Aku melirik sekilas dan melihat Rin dihampiri dua mahasiswa. Rin tersenyum pada mereka, dengan terpaksa. Entah karena mood-nya sedang tidak baik atau ia tidak berminat meladeni mereka.

"Dari SMA mana?" tanya salah satu mahasiswa berambut perak yang sedikit mencuat di atasnya.

"SMA Crypton," jawab Rin seadanya. Tak lupa dengan senyumnya. Ah, Rin-ku memang selalu ramah pada semua orang. Aku pun sedikit mendekat. Tidak ingin Rin tahu bahwa aku sedang berusaha menguping.

"Wah, jauh, tuh. Kenapa belum pulang?" tanya mahasiswa di sebelahnya lagi yang berambut pirang hampir mirip seperti kami.

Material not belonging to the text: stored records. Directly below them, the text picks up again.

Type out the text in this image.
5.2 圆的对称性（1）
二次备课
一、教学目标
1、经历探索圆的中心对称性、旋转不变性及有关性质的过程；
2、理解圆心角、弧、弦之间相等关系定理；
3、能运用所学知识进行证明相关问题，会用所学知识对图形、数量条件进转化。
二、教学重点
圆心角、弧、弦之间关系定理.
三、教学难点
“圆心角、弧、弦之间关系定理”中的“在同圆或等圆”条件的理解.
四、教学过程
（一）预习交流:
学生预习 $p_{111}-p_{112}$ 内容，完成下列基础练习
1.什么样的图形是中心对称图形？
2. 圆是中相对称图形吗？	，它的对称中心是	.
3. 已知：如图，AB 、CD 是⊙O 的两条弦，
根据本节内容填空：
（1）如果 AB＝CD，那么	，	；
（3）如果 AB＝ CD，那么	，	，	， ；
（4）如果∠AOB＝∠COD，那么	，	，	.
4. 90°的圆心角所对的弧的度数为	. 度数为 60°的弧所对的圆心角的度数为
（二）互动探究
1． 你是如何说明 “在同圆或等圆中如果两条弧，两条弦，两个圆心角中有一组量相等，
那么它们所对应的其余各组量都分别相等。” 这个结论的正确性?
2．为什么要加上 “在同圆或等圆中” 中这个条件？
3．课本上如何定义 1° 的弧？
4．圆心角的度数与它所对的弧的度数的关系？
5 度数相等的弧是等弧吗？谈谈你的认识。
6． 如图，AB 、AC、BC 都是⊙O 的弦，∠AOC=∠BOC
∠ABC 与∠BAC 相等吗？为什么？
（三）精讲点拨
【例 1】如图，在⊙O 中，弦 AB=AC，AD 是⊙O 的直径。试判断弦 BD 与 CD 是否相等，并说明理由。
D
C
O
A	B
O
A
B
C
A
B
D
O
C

Sekarang hujan, bodoh! Kau tidak lihat?

"Hm.. Lagi menunggu jemputan," jawab Rin lagi. Sangat jelas bahwa ia tidak berminat dengan percakapan ini. Kedua mahasiswa tadi mengangguk saja. Lalu terdiam. Setelah cukup lama, si Pirang mengeluarkan suara kembali.

"Kalau sudah lulus, berminat kuliah disini? Kami masih semester dua. Kalau kau masuk, kita akan sering bertemu."

Kalau begitu, takkan kuizinkan Rin kuliah disini!

Kalau sekarang aku tidak berada di kampus mereka, orang ini sudah kutendang pantatnya.

Rin kembali tersenyum. "Akan kupikirkan."

Tak lama setelah Rin mengatakan itu, sebuah tangan lembut menggenggam tanganku. Aku menoleh. Itu tangan Rin.

"Rin, kena—"

"Diamlah, Len. Tanganku kedinginan." Rin memasukkan tangan kami ke dalam saku jaket yang kupakai. Ia memang selalu melakukan itu jika tangannya kedinginan. Tapi...

"Rin, tanganmu hangat."

"Diamlah, Len bodoh!" ucap Rin ketus. Namun ia tidak bisa menyembunyikan semburat merah di wajahnya. Matanya melirik dua mahasiswa tadi yang kini mulai menjauh darinya. Kulihat ia sedikit menghembuskan napas lega.

Aku menyeringai.

Rin melakukannya agar dua mahasiswa genit tadi tahu bahwa ia milik seseorang dan menjauh.

Padahal tadi dia sedang marah padaku. Tapi sekarang, kemana marahnya itu?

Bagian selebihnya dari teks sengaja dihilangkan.